Braver Junge
“Die Plebejer proben den Aufstand” will die ARD nicht senden? Unerhört. Günter Grass ist empört. Das könne die Beziehungen zu Moskau und Ost-Berlin stören, begründete die ARD. Grass beschwert sich im Februar 1970 in einem Brief an Willy Brandt:
“Die neue Ost- und Deutschlandpolitik der sozial-liberalen Koalition bringt es mit sich, daß der Stalinismus innerhalb der DDR nicht mehr kritisch angesprochen wird … kann allerdings innerhalb der SPD den Trugschluß fördern, es könne sich demnächst eine Aussöhnung mit der SED anbahnen (siehe Bruderparteien).”

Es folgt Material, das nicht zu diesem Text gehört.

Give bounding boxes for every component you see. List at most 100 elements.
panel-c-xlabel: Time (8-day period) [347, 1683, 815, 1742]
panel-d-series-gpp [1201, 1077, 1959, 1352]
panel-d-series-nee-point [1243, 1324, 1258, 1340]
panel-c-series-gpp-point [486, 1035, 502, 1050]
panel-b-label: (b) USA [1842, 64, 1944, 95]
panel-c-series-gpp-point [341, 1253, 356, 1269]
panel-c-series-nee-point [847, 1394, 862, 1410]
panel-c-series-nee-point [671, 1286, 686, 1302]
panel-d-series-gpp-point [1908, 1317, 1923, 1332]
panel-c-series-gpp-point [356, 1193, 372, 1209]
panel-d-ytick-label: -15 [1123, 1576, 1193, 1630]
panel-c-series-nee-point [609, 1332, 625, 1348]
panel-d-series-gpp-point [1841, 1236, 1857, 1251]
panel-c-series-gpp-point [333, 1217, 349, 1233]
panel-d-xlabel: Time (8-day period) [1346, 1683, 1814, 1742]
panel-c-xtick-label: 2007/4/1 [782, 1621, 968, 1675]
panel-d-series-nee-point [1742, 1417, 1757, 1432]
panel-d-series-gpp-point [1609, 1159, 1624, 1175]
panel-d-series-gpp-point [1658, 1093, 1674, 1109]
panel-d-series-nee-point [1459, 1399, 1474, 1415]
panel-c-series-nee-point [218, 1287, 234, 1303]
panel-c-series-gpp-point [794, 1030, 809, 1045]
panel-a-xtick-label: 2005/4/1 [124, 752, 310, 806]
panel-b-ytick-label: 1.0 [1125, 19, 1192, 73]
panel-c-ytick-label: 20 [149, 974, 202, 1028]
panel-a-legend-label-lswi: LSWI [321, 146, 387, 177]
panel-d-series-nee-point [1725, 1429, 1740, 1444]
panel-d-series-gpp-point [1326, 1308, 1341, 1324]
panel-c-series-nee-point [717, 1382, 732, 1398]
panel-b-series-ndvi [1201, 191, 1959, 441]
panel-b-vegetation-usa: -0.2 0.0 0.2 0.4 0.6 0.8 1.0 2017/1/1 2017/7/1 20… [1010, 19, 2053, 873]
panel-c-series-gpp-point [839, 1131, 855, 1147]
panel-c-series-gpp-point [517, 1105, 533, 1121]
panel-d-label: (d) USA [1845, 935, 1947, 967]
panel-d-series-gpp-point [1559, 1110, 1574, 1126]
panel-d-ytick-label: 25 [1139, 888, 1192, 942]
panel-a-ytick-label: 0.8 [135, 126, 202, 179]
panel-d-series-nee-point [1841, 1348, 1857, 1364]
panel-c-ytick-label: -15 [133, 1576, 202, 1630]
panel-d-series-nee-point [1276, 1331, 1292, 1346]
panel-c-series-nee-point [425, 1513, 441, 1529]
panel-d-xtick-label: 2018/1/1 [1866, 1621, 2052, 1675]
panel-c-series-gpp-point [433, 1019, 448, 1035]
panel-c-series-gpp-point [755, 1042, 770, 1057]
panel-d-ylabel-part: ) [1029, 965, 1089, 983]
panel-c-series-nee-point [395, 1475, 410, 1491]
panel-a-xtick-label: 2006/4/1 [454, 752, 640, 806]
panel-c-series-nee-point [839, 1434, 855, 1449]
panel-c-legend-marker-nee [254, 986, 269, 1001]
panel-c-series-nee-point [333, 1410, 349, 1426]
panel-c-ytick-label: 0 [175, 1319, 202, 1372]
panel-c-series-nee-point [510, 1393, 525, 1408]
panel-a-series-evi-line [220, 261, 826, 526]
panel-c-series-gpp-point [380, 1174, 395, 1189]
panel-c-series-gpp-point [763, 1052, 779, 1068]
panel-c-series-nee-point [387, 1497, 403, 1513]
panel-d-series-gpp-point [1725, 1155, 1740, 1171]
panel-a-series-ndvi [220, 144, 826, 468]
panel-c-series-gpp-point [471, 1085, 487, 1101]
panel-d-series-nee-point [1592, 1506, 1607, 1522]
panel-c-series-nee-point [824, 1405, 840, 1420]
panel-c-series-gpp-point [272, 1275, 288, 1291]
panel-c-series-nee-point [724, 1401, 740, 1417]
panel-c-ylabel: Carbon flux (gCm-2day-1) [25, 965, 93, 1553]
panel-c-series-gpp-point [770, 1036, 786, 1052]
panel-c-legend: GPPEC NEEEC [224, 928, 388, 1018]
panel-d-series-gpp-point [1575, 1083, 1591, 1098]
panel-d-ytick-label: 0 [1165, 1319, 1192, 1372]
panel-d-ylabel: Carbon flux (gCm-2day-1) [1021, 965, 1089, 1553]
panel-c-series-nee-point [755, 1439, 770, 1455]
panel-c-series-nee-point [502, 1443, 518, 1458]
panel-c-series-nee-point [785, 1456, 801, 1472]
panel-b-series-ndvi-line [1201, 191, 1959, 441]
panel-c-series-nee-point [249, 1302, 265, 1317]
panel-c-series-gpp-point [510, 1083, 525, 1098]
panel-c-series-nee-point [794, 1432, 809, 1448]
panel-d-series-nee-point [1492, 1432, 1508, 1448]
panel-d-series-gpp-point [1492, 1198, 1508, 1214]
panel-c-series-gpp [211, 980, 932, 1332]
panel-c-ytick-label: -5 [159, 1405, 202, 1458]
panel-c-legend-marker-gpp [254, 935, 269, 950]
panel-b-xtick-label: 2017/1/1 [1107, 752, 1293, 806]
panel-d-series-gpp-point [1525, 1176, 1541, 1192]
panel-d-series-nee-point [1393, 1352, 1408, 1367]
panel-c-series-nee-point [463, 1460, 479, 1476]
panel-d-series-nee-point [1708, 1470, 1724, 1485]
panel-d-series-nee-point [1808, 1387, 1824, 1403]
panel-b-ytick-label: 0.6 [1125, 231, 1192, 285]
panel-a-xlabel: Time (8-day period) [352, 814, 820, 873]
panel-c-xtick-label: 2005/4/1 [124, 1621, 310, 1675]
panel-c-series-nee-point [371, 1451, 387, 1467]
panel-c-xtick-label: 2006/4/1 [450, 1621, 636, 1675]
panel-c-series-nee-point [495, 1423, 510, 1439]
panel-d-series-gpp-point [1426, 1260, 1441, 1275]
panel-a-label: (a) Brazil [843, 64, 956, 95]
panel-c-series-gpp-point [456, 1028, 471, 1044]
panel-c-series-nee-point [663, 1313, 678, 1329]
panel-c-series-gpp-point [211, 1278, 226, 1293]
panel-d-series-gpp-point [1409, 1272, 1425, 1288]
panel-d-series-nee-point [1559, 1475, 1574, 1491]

Timothy Garton Ash teilt das dem Leser seines Buches IM NAMEN EUROPAS mit (S. 310). SPD-Mitglied und Brandt-Freund Grass setzte sich in seinem “Plebejer”-Stück mit der dubiosen Rolle Bertolt Brechts im Aufstand von 1953 gegen die SED-Diktatur auseinander. Das war der ARD zuviel. Man berichtete lieber über die “Errungenschaften” der Ost-Berliner Diktatur. Und die Brandt-Scheel-Regierung verhielt sich ähnlich gegenüber der Opposition in Polen und der Tschechoslowakei. Garton Ash dazu: “Es waren die Vereinigten Staaten unter Carter, die die Wahrung der Menschenrechte unmittelbar mit der Vergabe von neuen Krediten verknüpften. Ganz eindeutig beeinflußten sie damit Giereks Toleranz gegenüber der gerade flügge werdenden demokratischen Opposition. Es waren Regierung, Kongreß, Gewerkschaften und Menschenrechtsorganisationen der Vereinigten Staaten, die den Vorgängern von Solidarnosz und schließlich Solidarnosz selbst die größte politische, moralische und vor allem finanzielle Unterstützung gewährten. … Aber im allgemeinen ist richtig, daß - wie Havel in seiner Frankfurter Rede andeutete - die Bundesrepublik hier das andere Extrem verkörperte. (Ebd., S. 421) Wir erinnern uns, Helmut Schmidt ging mit Gierek lieber segeln.-
Garton Ash zu lesen ist zweifellos interessant. Er hat gestern den Medienpreis KARLSMEDAILLE für sein EU- und Euro-Engagement bekommen, just am gleichen Tag, an dem in englischen Regionalwahlen die UNITED KINGDOM INDEPENDENCE PARTY (Ukip) sehr erfolgreich war. Garton Ash denkt als Historiker der Zeitgeschichte vor allem in politischen Zusammenhängen, Wirtschaftsgeschichte ist ihm fremd. Ihn, obwohl Engländer, leitet der Wunsch zu einem großen, einheitlichen Europa, daher seine Vorliebe für den Brüsselkratismus. Dafür bekommt er die KARLSMEDAILLE. Er unterschätzt leider die langen Traditionen der europäischen Nationen, die sich in unterschiedlichen Mentalitäten niedergeschlagen hat. Deren Konvergenz, wenn sie denn kommt, wird nur sehr langsam vonstatten gehen. Und er übersieht ebenfalls das Sprachenproblem, das Amerika und Rußland nicht haben. Es wird noch geraume Zeit dauern, bis die meisten Europäer ein kultur- und politikfähiges Englisch beherrschen werden, das mehr sprachlichen Austausch und kulturelle Nähe zuläßt. Daran läßt sich in Ruhe und Geduld arbeiten. Brüssel und der Euro säen stattdessen Zwietracht.